Sen. Cotton, who has emerged as a key opponent of the nuclear talks with Iran, said a final nuclear agreement would put the Islamic Republic “on the path to being a nuclear-arms state.”

“And I think once Iran becomes a nuclear-arms state, this will lead inevitably to some kind of military confrontation,” he said. “It may not be initially with the United States, but I think that's virtually inevitable.”

Last month, Cotton convinced 46 Senate Republicans to sign an open letter to Iran’s leaders in an attempt to undermine the nuclear negotiations, which had entered a crucial stage.

In the letter, Cotton warned Iran that a nuclear deal would stand only while President Barack Obama was in the White House.

The Kansas Republican told The Atlantic he wrote the letter because “Iran’s leaders needed to hear the message loud and clear.”
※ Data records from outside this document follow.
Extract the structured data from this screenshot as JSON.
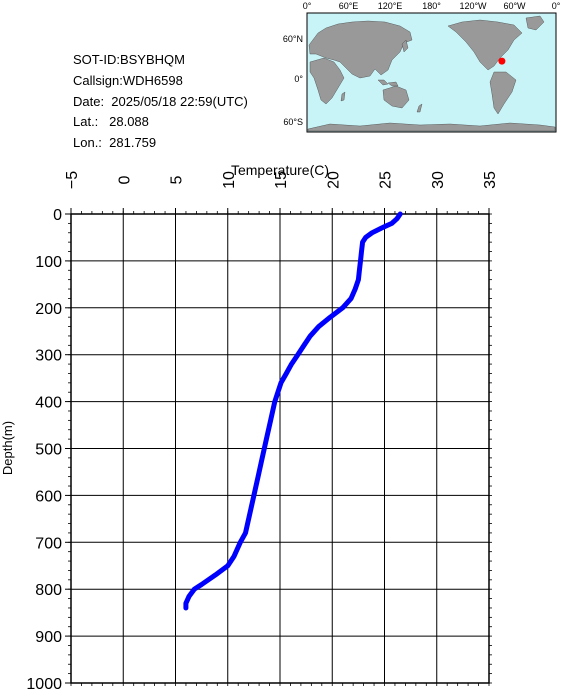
{
  "info": {
    "sot_id": "SOT-ID:BSYBHQM",
    "callsign": "Callsign:WDH6598",
    "date": "Date:  2025/05/18 22:59(UTC)",
    "lat": "Lat.:   28.088",
    "lon": "Lon.:  281.759"
  },
  "map": {
    "lon_labels": [
      "0°",
      "60°E",
      "120°E",
      "180°",
      "120°W",
      "60°W",
      "0°"
    ],
    "lat_labels": [
      "60°N",
      "0°",
      "60°S"
    ],
    "ocean_color": "#c8f4f8",
    "land_color": "#999999",
    "marker_color": "#ff0000",
    "marker": {
      "lat": 28.088,
      "lon": 281.759
    }
  },
  "chart_data": {
    "type": "line",
    "xlabel": "Temperature(C)",
    "ylabel": "Depth(m)",
    "xlim": [
      -5,
      35
    ],
    "ylim": [
      0,
      1000
    ],
    "y_inverted": true,
    "x_axis_position": "top",
    "x_ticks": [
      -5,
      0,
      5,
      10,
      15,
      20,
      25,
      30,
      35
    ],
    "y_ticks": [
      0,
      100,
      200,
      300,
      400,
      500,
      600,
      700,
      800,
      900,
      1000
    ],
    "grid": true,
    "series": [
      {
        "color": "#0000ff",
        "points": [
          [
            26.5,
            0
          ],
          [
            26.2,
            10
          ],
          [
            25.7,
            20
          ],
          [
            24.7,
            30
          ],
          [
            23.8,
            40
          ],
          [
            23.2,
            50
          ],
          [
            22.9,
            60
          ],
          [
            22.8,
            80
          ],
          [
            22.7,
            100
          ],
          [
            22.6,
            120
          ],
          [
            22.5,
            140
          ],
          [
            22.2,
            160
          ],
          [
            21.8,
            180
          ],
          [
            21.0,
            200
          ],
          [
            19.8,
            220
          ],
          [
            18.7,
            240
          ],
          [
            17.9,
            260
          ],
          [
            17.3,
            280
          ],
          [
            16.7,
            300
          ],
          [
            16.1,
            320
          ],
          [
            15.6,
            340
          ],
          [
            15.1,
            360
          ],
          [
            14.8,
            380
          ],
          [
            14.5,
            400
          ],
          [
            14.1,
            440
          ],
          [
            13.7,
            480
          ],
          [
            13.3,
            520
          ],
          [
            12.9,
            560
          ],
          [
            12.5,
            600
          ],
          [
            12.1,
            640
          ],
          [
            11.7,
            680
          ],
          [
            11.2,
            700
          ],
          [
            10.6,
            730
          ],
          [
            10.0,
            750
          ],
          [
            8.8,
            770
          ],
          [
            7.5,
            790
          ],
          [
            6.8,
            800
          ],
          [
            6.3,
            815
          ],
          [
            6.0,
            830
          ],
          [
            6.0,
            840
          ]
        ]
      }
    ]
  }
}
Cotton has repeatedly vowed to block the framework agreement which he described as “a list of dangerous US concessions that will put Iran on the path to nuclear weapons.”

Last week, he called on the Obama administration not to take the military option off the table while the P5+1 group is negotiating with Iran.

Cotton suggested on Tuesday that a military action against Iran would go much smoother than the US invasion of Iraq in 2003.

“Even if military action were required — and we certainly should have kept the credible threat of military force on the table throughout, which always improves diplomacy — the president is trying to make you think it would be 150,000 heavy mechanized troops on the ground in the Middle East again as we saw in Iraq, and that’s simply not the case,” he said.

The freshman Republican received huge sums from pro-Israel donors in the 2014 election cycle.

The Emergency Committee for Israel, led by William Kristol, editor of the conservative Weekly Standard, contributed  $960,000 to Cotton’s campaign, while a firm associated with Paul Singer, a leading pro-Israel donor from New York, spent $250,000 to support him, according to the New York Times.